Zyda’s noteworthy performance outshines all major open language modeling datasets in comparative evaluations, including individual subsets of these datasets. This validates the effectiveness of Zyda’s holistic approach to data aggregation and processing. Another crucial feature is its implementation of cross-dataset deduplication that guarantees the elimination of duplicates within and between individual datasets, maintaining the data’s integrity and uniqueness.
Zyda is released under an open and permissive license, making it freely available to the community, in line with Zyphra’s commitment to promoting open research and collaboration in Natural Language Processing (NLP).
The creation of Zyda involved merging seven renowned open language modeling datasets: RefinedWeb, Starcoder, C4, Pile, Slimpajama, pe2so, and arXiv. All data sets underwent a uniform post-processing pipeline, enhancing overall quality and coherence.

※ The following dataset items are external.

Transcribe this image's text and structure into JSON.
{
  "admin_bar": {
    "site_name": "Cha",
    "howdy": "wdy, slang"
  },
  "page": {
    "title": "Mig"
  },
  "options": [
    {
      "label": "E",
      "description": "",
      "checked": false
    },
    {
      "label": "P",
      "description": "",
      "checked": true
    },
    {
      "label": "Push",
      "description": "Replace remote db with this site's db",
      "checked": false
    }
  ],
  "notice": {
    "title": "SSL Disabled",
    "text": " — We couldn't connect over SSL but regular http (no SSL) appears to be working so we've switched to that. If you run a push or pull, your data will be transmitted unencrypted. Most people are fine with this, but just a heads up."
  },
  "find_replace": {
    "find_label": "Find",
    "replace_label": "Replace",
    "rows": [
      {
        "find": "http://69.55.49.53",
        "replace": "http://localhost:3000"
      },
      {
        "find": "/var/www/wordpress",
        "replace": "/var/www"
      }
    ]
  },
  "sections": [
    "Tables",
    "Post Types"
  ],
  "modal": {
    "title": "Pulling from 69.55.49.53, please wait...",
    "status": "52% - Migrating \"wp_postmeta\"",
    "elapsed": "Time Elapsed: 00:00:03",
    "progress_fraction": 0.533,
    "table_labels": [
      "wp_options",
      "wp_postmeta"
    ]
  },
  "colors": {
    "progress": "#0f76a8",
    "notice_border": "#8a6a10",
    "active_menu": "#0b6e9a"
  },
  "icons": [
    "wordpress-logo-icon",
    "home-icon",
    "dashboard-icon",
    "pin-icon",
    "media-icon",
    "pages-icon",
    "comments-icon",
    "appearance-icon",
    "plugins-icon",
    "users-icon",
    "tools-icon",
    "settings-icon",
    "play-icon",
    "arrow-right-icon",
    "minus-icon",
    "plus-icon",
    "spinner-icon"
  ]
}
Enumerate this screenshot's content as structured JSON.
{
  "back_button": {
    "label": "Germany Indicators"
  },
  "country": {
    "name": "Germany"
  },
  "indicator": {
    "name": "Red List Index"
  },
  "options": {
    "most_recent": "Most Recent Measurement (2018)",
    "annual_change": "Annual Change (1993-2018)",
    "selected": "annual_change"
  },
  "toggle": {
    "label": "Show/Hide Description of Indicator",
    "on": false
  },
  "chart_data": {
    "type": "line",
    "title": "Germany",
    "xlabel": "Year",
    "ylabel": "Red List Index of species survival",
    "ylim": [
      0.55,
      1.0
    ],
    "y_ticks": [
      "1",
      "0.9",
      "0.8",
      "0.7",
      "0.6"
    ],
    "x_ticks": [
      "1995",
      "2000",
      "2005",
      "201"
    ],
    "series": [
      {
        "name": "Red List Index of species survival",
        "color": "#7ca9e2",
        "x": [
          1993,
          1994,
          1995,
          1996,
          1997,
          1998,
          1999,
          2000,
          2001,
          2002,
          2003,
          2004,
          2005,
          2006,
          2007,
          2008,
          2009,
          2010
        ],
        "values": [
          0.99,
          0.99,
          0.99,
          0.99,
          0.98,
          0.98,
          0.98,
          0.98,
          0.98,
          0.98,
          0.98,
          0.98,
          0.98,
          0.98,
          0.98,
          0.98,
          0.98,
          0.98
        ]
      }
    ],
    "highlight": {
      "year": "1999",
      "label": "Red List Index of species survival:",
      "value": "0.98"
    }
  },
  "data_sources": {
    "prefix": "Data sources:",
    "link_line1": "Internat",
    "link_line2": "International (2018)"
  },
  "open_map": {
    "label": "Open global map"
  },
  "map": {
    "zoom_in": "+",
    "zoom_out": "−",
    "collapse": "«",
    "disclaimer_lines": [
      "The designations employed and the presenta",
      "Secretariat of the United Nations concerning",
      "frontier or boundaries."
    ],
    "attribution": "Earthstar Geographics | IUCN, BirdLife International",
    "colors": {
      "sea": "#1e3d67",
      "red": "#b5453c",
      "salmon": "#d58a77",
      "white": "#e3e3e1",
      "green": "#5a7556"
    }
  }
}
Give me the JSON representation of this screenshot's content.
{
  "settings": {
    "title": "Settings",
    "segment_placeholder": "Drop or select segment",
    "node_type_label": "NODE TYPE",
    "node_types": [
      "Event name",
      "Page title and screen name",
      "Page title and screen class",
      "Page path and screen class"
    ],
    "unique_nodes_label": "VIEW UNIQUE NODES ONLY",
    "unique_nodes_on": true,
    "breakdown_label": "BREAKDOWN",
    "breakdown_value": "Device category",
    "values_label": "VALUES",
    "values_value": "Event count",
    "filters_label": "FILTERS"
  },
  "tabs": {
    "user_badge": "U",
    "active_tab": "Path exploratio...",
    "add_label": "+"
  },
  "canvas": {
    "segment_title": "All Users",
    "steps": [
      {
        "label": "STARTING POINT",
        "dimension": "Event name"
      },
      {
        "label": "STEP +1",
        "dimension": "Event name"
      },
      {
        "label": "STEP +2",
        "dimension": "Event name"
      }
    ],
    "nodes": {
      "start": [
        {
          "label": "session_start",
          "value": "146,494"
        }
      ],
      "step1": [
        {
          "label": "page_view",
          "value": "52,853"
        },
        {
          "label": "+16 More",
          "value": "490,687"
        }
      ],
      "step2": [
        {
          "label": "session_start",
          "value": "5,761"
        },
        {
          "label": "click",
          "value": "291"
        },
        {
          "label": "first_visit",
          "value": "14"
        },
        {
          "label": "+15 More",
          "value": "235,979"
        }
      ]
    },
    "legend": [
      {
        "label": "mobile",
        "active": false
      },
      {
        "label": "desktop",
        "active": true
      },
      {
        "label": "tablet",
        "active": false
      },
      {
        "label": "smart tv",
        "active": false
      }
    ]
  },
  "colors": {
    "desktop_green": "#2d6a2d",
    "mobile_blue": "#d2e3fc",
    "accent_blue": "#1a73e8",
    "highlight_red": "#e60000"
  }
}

The crafting process entailed comprehensive syntactic filtering to get rid of low-quality documents, followed by robust deduplication. Cross-deduplication was particularly significant, considering the significant overlaps in many datasets from common data sources like Common Crawl. This exhaustive cleaning process whittled down the initial 2 trillion tokens to a more refined and manageable 1.3 trillion.
Zyda’s effectiveness is confirmed in the performance of Zamba, a language model trained on Zyda. Zamba displays significant strength on a per-token basis compared to models trained on rival datasets, underlining Zyda’s superior quality and potential to advance language modeling.
In summary, the introduction of Zyda highlights a significant advancement in language modeling, setting a new benchmark for what is achievable with open datasets. Zyphra continues to lead in the field, shaping the future generation of NLP research and applications by providing a large-scale, high-quality, open dataset.